すると本の匂いが強くなって、私はそれを思い切り吸い込んだ。



「ここにいましたか」

「わっ」


静けさが満ちていたこの空間に、突然声が響いた。
驚いて変な声が出てしまう。



「本当に本が好きですね」

「黒子くんには言われたくないかなぁ」


感心したような黒子くんの言葉に私は苦笑した。


「私は本の匂いとか手触りとか、そういうのが好きなだけ。もちろん読むのも好きだけど」


文字通り、本が好きなだけだ。

私なんかより、常に夏目漱石や太宰治なんかのお堅い本を持ち歩いている彼の方がよっぽど本好きだろう。


「ボクも本の匂いは好きですよ。図書室も好きです」


そう言いながら、くん、と鼻をひくつかせた彼が、少し不思議そうな顔をする。



「どうかした?」

私が尋ねると、彼は首を傾げながら私に手を伸ばした。


「ちょっと失礼します」
「えっ」


丁寧な口調とは裏腹の、少し強引な手つきで引き寄せて彼は私を腕の中に閉じ込めた。
突然のことに驚いて、抵抗すらできない私の髪に彼は鼻を埋める。



「金木犀…………ですか?」

「え………」


くんくんと私の髪を嗅ぎながら、彼が呟く。


「金木犀の匂いがします。シャンプーを替えましたか?」


そう問われて、ようやく彼の言いたいことが理解できた。
ドキドキとしながら何とか平静を装って答える。



「シャンプーは替えてないよ。たぶん、家の庭の金木犀の匂いが移ったんじゃないかな」

今満開だから、と言うと、彼は、ああ、と合点がいったように頷いた。



「ボク、金木犀の匂い好きです。いい香りですよね」

言いながら、私の髪の香りごと深く息を吸い込む彼に、羞恥心が増す。


「やっ………やめて、よ…………離して」

これ以上髪の香りを嗅がれるのに耐えられなくて、離れようと身じろぎしたのに彼は腕の力を緩めるどころか逆にますます深く私を抱き込んでしまった。



「もう少しだけ、お願いします」

「そんなっ……………」


そんなことを言われるとますます恥ずかしくなる。

もちろん髪は毎日洗ってるけど昨日そんな特別念入りに洗ったわけじゃないから、もし変な匂いがしてたらどうしようとか、元々髪がすごい綺麗ってわけじゃないから髪をじっくり見られるのは恥ずかしいとか、いろんな思いがぐるぐると頭を駆け巡る。

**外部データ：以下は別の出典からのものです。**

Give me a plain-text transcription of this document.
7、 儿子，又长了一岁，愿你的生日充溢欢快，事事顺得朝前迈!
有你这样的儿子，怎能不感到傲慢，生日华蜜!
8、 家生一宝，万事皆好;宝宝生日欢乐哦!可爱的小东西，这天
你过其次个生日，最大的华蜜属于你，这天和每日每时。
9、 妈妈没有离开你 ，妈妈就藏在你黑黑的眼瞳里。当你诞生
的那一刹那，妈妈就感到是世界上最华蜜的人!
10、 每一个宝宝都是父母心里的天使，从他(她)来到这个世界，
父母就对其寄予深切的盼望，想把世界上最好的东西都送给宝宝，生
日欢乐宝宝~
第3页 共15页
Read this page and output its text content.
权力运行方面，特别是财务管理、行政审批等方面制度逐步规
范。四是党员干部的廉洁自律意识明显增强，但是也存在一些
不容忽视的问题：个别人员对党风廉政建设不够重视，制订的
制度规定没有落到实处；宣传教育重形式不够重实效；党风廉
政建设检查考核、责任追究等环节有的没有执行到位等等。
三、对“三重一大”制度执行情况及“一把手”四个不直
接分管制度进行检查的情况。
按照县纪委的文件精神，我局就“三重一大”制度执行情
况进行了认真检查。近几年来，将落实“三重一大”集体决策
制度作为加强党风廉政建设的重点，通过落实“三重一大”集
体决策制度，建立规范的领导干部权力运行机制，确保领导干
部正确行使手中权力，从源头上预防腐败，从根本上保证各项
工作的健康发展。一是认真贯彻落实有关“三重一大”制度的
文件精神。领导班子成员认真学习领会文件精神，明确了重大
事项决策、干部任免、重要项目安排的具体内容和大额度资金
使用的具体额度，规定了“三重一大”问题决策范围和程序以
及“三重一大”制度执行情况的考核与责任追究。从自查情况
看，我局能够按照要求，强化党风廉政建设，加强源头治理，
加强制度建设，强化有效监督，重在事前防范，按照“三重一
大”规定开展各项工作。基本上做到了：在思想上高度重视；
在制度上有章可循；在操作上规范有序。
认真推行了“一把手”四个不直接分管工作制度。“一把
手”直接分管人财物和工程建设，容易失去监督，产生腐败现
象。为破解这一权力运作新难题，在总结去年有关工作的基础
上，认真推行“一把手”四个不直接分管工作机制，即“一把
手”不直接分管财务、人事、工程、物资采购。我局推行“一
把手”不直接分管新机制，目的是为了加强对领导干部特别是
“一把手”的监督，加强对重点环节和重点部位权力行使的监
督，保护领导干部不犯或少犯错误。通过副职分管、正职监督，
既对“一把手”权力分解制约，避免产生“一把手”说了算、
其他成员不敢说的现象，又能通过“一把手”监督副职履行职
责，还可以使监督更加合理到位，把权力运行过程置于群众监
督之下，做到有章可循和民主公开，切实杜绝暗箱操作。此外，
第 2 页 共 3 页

ぐるぐるしすぎて軽くパニックになりかけてたときだった。



背中に回されていたはずの黒子くんの手が、するりと私の腰を撫でた。
そのいやらしい手つきに私は身を強ばらせる。


「え、黒子くん………!?」

慌ててその手を叩くも、彼はクスリと笑うだけでやめようとはしない。

それどころか、その手はだんだんと下に降りていって、ついには私の太ももを撫で始めた。


「や、ちょっ…………待って、ここ図書室……………!」

だんだんと熱を帯びてくるその手のひらに、私は焦る。
まさか、こんなところで致すわけにはいかない。



「誰も来ませんよ、鍵閉めましたから」

そう言いながら彼は私の額に口づける。

「今日の当番、ボクなんです」
「そんな…………!」


職権乱用もいいところだ。
呆れたり焦ったりと忙しくて混乱するばかり。



「ボク、あなたのこと好きなんですよ」
「は?」


さらに何の脈絡もない唐突な告白に、私の頭はいよいよショートしそうだ。
そんな私の顎を掴んで上に向けながら、彼はクスクスと笑った。



「本や金木犀も好きですが、あなたの香りや手触りの方がよっぽど好きです」



その言葉と同時に、そっと降ってきた唇に、私はもう逃げ場のないことを悟り、諦めてその口づけを受け入れた。